Landscape 2 - 2005, 2x(20"x20"),
prints mounted on wood.
One important thing I think is that I am flexible. One day at the SDAI there was this call for an "International Digital Juried Show" and I really wanted to participate. But I never had made before an artwork based on digital files. It opened a BIG new door for me. For weeks I worked on digital files based on the photos I was taking all the time. I explored all sorts of possibilities, knowing that I wanted to get "simple" images. That was a great discovery.
My entry was selected and I was thrilled.
In 2006, the series "Undocumented"
(face-mounted prints with plexi, 3x[20"x20"])
was accepted in "Cultural Fusion",
a juried show at the California Center for the Arts.
After that I continued working on digital files based on the photos I take. And I still do. It changed the way I paint. because at that time I started to incorporate in my work portraits of my family, portraits of people, of friends. I never thought: "I am a painter, the "International Digital Show is not for me." I just tried. I was excited by the new possibility.
About the isolation in the studio, I rarely suffer of it, but, yes, sometimes it feels odd. I like to be by myself and to work on my images. But it has to be balanced with some nice social time. For that I am going to openings. It is good to support other artists in their efforts, good to support the galleries and the community. Also, more and more I have the feeling that my work is going to include other people -like scientists-, to be less of a "solitary" adventure and more of a social one. I love to share ideas and to put energies together. I am thinking about how to do that a lot these days.
It takes a long time to build a network. That's why right now I hope to stay here for a while! Otherwise I would have to do it all over again!
4 comments:
I really gain a lot of insight from your blogs, this one on moving is of much interest to me as I am semi relocating in Hawaii, it is so challenging to build new networks, and especially when I am only there part time! Thank-you so much for you continued inspiration!
Thank you for your comment - Best of luck for your semi relocation in Hawaii!
I can identify with all you've said - I'm married to a civil engineer and we've wandered the world all 30 years of our marriage. It usually takes about a year for me to get set up and established in any new place - so I do as much internet research in advance as I can, and try and make contact with galleries/groups/individuals before I get there. The excitement and pioneering spirit is wearing a bit thin now, and I think I'm ready to go home, so I have started to get involved in UK art events.

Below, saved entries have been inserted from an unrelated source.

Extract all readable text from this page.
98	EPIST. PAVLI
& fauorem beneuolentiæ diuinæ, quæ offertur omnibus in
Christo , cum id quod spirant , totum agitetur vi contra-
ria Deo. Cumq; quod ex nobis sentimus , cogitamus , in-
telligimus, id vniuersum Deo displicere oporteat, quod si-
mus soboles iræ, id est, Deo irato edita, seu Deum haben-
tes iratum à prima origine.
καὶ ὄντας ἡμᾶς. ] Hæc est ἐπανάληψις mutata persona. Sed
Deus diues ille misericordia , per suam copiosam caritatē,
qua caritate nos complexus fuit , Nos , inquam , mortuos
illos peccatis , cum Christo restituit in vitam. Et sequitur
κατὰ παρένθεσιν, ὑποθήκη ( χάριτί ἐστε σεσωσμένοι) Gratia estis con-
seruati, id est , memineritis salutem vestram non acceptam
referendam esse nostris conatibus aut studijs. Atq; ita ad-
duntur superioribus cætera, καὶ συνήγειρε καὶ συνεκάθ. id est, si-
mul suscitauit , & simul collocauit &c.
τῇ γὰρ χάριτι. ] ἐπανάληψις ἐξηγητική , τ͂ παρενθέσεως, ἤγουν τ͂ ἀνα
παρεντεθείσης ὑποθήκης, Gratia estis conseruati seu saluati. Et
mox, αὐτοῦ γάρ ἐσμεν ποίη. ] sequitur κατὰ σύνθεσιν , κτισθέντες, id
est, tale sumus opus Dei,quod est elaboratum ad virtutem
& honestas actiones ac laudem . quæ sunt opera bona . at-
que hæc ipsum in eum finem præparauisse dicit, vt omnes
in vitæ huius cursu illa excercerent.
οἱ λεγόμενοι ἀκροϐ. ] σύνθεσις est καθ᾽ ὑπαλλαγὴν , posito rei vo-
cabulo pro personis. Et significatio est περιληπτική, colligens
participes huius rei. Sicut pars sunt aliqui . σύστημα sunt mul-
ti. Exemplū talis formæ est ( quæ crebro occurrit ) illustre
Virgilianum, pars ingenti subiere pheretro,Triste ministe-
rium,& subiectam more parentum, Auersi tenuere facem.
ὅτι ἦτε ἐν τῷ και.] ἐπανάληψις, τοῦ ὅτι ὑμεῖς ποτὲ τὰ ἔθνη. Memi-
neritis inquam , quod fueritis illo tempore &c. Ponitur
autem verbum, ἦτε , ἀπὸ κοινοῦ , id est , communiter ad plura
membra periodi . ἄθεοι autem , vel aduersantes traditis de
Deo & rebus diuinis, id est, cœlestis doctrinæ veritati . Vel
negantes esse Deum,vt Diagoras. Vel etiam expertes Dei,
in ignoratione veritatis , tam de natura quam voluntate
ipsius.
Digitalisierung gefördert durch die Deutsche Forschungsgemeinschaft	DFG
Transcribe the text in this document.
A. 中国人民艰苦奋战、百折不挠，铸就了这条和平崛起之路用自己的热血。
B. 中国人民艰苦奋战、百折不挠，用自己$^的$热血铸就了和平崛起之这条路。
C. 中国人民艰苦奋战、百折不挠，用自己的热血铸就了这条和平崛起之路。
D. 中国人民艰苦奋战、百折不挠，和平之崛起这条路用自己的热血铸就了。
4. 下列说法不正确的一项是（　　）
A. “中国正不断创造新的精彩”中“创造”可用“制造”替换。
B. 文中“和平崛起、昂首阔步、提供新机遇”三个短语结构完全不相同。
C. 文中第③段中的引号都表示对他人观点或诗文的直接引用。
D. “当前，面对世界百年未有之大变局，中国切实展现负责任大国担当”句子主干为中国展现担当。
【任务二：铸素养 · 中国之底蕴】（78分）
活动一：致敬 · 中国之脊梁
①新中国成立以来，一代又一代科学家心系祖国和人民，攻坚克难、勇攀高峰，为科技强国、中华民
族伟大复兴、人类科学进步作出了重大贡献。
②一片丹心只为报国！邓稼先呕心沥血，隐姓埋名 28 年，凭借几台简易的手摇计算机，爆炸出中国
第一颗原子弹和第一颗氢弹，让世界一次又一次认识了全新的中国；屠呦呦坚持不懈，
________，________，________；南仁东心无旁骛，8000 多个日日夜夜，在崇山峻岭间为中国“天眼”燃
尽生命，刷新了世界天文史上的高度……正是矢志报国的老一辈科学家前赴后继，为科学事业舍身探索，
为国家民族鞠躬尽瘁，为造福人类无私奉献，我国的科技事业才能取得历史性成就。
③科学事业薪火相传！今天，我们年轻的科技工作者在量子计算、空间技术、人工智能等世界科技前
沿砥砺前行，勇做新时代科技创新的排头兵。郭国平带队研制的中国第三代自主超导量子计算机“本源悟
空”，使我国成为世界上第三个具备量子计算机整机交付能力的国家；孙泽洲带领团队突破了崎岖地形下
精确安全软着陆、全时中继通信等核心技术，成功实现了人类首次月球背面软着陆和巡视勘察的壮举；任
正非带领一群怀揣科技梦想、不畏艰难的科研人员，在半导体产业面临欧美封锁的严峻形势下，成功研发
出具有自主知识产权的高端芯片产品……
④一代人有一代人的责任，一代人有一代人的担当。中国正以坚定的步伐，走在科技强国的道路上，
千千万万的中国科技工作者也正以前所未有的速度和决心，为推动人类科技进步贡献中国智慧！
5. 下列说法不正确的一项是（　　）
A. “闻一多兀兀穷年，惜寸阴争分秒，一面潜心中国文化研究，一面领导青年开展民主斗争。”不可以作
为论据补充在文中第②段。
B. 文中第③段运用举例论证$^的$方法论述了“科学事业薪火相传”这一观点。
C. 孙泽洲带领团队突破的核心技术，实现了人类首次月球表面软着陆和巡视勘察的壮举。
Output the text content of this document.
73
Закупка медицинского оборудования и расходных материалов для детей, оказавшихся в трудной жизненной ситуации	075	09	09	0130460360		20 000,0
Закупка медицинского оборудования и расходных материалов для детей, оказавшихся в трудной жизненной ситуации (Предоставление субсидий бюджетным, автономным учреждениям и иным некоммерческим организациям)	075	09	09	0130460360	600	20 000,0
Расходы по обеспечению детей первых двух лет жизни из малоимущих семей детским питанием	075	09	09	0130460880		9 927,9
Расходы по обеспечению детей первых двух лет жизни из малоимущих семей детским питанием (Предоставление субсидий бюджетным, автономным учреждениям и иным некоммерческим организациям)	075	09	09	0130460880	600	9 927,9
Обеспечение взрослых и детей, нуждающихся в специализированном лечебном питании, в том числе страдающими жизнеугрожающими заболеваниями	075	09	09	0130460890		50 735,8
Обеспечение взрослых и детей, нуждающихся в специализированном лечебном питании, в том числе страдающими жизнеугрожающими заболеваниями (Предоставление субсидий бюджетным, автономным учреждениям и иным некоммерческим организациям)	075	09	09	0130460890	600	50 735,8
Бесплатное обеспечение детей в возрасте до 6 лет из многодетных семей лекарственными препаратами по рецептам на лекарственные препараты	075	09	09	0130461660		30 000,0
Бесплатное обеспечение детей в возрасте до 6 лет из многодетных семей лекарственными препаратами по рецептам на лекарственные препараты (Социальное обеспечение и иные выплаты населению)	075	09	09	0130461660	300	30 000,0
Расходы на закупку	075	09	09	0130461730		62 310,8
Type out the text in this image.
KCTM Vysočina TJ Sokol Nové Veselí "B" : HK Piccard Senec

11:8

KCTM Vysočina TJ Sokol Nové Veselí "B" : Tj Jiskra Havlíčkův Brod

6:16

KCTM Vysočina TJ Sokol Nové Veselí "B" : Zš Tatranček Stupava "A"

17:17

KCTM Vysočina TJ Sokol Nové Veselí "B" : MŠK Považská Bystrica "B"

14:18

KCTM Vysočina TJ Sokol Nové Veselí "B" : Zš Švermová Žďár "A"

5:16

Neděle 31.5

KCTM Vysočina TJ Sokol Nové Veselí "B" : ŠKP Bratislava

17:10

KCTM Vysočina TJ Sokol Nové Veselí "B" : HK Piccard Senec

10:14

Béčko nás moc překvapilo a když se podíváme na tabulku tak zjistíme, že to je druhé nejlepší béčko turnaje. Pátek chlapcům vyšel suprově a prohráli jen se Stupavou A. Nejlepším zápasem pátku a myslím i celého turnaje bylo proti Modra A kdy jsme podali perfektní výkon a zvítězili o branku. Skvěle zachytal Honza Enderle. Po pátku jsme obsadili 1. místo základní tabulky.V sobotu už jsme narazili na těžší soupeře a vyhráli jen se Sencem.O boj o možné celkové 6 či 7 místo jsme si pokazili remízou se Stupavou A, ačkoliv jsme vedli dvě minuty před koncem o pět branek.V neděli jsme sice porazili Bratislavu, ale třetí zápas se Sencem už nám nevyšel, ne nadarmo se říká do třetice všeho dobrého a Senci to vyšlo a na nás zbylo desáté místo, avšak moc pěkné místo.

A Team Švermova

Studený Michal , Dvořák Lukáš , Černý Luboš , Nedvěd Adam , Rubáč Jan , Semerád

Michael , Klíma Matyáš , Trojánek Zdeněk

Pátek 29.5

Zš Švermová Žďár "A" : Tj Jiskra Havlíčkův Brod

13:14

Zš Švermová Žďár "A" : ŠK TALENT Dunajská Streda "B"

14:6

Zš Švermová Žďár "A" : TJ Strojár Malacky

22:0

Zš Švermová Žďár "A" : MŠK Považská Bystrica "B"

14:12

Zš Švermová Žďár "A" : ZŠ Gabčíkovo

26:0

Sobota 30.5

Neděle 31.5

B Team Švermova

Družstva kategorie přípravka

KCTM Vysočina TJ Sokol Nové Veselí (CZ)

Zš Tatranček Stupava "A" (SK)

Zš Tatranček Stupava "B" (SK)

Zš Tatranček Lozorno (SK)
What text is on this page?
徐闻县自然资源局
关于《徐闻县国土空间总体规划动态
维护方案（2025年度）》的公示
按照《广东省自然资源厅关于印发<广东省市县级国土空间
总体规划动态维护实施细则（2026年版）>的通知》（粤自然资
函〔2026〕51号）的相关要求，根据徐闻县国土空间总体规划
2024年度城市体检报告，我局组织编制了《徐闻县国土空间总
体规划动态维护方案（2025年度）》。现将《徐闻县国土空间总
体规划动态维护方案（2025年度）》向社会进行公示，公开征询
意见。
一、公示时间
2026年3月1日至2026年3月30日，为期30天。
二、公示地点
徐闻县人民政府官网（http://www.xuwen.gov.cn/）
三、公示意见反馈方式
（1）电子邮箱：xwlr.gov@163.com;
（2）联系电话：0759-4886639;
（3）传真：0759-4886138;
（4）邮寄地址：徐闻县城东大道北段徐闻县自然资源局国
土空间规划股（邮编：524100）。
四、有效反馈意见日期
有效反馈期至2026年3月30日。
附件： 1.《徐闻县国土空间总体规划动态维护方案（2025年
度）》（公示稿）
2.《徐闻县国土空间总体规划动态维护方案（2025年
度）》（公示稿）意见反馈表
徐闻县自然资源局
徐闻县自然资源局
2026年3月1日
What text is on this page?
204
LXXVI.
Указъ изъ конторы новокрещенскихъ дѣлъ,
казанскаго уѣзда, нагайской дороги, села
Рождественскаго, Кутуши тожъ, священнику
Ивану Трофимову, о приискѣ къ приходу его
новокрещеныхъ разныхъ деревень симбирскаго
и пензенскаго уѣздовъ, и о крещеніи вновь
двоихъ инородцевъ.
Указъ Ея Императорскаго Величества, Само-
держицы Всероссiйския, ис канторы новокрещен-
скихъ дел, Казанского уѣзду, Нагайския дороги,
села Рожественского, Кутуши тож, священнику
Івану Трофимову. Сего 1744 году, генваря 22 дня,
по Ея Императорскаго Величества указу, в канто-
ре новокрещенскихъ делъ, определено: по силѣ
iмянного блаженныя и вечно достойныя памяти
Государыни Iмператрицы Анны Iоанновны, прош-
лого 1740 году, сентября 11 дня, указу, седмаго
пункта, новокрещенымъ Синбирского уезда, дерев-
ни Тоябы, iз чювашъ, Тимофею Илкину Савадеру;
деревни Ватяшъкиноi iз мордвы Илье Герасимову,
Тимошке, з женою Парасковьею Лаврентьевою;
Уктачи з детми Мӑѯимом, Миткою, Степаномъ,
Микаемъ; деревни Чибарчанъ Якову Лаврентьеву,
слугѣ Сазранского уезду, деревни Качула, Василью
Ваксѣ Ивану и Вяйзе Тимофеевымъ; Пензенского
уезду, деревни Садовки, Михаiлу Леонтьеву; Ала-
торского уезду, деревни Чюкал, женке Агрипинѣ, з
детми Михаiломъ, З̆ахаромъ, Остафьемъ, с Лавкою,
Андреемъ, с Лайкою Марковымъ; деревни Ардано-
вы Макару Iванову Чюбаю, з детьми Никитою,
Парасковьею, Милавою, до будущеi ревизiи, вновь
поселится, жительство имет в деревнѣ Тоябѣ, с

"The excitement and pioneering spirit is wearing a bit thin now" - for me too! I am not sure I am ready to move again. The perspective to do it "all over again" seems really challenging.
Although I just spent a week in Moab, and I felt so connected there (as always) that I am ready to go live in the desert with my family (it is the desert here, but not the same at all)!
It is interesting that you say "home" speaking of the U.K.
It makes me think that home for me is where I live now, it is always the place where I live. I am not thinking about going back to France. But settling down a little bit here, yes, definitely!
I wish you the best for your next move - you are right, internet helps a lot for exploring in advance the possibilities of a place!